ABSTRACT

There are over 3,000 jails in the United States, which are often used as de facto facilities for people with mental illness. Because jails offer little treatment programming and can, in many cases, be detrimental to mental health, a major question is what type of implementation processes can reduce the use of jails for people with mental illness. This chapter examines which implementation factors – and whether they focus on public safety, public health, or a hybrid approach – support policy reforms that affect the size and type of jail populations. In particular, this study focuses on understanding which type of implementation efforts yield impact on the size of the jail population and the number and types of programs for people with mental illness that exist in a jurisdiction.

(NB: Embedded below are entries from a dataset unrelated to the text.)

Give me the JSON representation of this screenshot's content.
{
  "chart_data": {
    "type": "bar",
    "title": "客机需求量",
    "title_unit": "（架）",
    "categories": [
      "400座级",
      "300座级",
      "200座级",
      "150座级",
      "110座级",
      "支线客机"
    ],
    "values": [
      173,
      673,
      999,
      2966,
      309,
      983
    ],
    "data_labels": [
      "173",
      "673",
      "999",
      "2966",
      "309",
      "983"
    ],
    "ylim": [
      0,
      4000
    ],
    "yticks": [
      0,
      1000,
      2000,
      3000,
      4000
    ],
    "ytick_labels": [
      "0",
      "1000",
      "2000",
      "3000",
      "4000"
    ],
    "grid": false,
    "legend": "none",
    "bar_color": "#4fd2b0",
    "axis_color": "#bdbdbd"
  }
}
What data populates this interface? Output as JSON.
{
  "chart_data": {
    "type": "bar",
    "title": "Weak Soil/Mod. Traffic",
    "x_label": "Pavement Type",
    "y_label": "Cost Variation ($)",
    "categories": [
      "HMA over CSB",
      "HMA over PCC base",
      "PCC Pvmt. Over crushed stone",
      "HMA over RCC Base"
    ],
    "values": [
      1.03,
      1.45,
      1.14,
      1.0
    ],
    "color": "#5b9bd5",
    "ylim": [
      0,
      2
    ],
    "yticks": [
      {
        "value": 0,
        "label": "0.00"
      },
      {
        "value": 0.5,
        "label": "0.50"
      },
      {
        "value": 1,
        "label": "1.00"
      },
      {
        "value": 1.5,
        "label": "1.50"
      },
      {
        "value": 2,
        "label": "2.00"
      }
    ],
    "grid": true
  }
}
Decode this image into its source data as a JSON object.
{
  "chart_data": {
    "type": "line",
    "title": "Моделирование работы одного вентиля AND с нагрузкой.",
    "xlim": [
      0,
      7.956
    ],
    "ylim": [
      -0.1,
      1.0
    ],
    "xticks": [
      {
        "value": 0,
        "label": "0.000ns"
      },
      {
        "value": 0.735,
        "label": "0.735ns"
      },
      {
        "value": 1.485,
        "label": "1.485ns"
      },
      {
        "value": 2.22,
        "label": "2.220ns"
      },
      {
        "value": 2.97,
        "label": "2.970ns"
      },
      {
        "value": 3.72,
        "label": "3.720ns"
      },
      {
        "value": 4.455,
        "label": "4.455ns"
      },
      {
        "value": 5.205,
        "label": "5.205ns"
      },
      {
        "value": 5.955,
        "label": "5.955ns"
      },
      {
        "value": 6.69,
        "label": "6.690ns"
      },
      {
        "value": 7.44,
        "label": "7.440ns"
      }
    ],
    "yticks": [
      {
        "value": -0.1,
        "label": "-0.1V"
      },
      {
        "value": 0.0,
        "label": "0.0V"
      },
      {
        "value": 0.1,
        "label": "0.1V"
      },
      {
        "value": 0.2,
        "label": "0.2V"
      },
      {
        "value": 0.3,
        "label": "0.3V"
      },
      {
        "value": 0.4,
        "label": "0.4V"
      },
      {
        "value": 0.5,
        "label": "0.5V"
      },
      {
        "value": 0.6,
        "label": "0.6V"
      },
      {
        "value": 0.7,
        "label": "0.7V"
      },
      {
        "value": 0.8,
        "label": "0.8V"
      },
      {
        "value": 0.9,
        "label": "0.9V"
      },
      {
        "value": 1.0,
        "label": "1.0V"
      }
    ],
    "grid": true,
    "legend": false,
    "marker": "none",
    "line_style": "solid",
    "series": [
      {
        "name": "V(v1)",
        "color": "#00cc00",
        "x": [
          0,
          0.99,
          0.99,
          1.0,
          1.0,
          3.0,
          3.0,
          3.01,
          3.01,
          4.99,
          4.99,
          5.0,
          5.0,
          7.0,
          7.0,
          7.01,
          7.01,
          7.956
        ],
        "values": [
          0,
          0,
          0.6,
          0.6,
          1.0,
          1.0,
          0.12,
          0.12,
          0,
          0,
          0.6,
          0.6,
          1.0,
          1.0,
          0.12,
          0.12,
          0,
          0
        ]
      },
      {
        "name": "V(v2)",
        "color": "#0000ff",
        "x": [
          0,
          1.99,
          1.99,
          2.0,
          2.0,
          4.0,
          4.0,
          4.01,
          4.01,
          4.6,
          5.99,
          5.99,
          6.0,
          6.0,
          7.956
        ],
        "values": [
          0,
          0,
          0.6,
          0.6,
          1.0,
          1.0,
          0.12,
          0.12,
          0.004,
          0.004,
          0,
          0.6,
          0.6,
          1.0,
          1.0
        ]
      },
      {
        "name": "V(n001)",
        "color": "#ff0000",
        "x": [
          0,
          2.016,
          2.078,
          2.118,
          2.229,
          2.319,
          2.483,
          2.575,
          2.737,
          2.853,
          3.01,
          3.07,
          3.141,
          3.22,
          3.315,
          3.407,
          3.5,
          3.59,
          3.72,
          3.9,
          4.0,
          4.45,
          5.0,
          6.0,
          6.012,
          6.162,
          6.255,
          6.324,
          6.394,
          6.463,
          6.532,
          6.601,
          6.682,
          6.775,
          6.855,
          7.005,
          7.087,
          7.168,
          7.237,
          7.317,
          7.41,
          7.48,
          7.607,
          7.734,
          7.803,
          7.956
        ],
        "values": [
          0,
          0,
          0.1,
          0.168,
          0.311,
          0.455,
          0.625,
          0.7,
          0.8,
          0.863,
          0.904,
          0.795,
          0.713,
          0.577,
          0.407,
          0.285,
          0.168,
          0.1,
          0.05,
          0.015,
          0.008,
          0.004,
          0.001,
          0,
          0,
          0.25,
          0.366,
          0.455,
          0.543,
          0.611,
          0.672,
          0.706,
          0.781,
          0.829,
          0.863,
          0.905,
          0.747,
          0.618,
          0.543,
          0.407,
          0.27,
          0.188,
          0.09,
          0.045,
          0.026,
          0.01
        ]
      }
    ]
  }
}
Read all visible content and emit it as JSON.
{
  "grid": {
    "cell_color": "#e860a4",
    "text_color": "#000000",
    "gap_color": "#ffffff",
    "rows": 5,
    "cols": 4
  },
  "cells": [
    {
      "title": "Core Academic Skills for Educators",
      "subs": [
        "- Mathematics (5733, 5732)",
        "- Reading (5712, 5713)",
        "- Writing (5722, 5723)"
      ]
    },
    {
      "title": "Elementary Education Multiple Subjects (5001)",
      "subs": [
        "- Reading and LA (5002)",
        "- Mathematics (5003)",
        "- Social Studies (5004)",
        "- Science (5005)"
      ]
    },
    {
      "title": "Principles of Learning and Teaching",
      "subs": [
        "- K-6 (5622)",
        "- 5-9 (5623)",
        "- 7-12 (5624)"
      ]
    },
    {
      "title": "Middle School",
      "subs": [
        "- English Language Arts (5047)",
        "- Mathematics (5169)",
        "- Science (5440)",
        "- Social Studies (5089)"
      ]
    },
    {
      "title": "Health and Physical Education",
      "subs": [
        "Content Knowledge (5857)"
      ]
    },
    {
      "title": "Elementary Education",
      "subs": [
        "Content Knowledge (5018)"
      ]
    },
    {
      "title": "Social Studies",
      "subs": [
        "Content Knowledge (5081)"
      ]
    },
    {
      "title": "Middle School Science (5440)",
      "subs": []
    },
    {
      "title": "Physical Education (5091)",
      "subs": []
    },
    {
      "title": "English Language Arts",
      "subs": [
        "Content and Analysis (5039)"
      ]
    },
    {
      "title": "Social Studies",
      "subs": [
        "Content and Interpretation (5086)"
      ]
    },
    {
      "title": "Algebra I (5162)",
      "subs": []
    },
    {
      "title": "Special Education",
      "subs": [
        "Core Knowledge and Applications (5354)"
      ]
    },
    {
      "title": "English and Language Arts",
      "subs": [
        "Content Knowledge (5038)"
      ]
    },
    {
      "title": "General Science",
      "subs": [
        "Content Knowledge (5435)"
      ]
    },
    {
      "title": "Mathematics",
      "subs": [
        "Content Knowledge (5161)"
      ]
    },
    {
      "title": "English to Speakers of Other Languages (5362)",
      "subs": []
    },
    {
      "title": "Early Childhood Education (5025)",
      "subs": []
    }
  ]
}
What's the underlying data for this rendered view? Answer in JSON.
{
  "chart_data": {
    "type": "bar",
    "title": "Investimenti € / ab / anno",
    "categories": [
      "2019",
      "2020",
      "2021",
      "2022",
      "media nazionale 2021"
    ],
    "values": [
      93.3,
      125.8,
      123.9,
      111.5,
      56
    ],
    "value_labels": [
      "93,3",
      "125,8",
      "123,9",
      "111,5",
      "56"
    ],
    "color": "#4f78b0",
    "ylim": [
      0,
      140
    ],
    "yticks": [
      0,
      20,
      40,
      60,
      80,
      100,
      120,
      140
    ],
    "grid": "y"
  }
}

The study uses a sample of 130 Stepping Up jurisdictions and similar control counties (matched on sociodemographic characteristics and population size). Data come from an online survey and interviews with select counties. The implementation factors identified with exploratory factor analysis techniques are: (1) relationship building with other agencies in the county and/or state, (2) infrastructure development related to data driven (3) quality programming, and (4) capacity building. Multilevel models provide understanding as to which implementation factors affect policy reform efforts focusing on local jails. This study illustrates the impact of varied approaches to reform depending on the size of the jurisdiction, size of the jail, orientation of reform, and the resources allocated. Lessons learned from different approaches to reform emphasize clarifying how a safety-health approach can affect how the jail can best serve their community.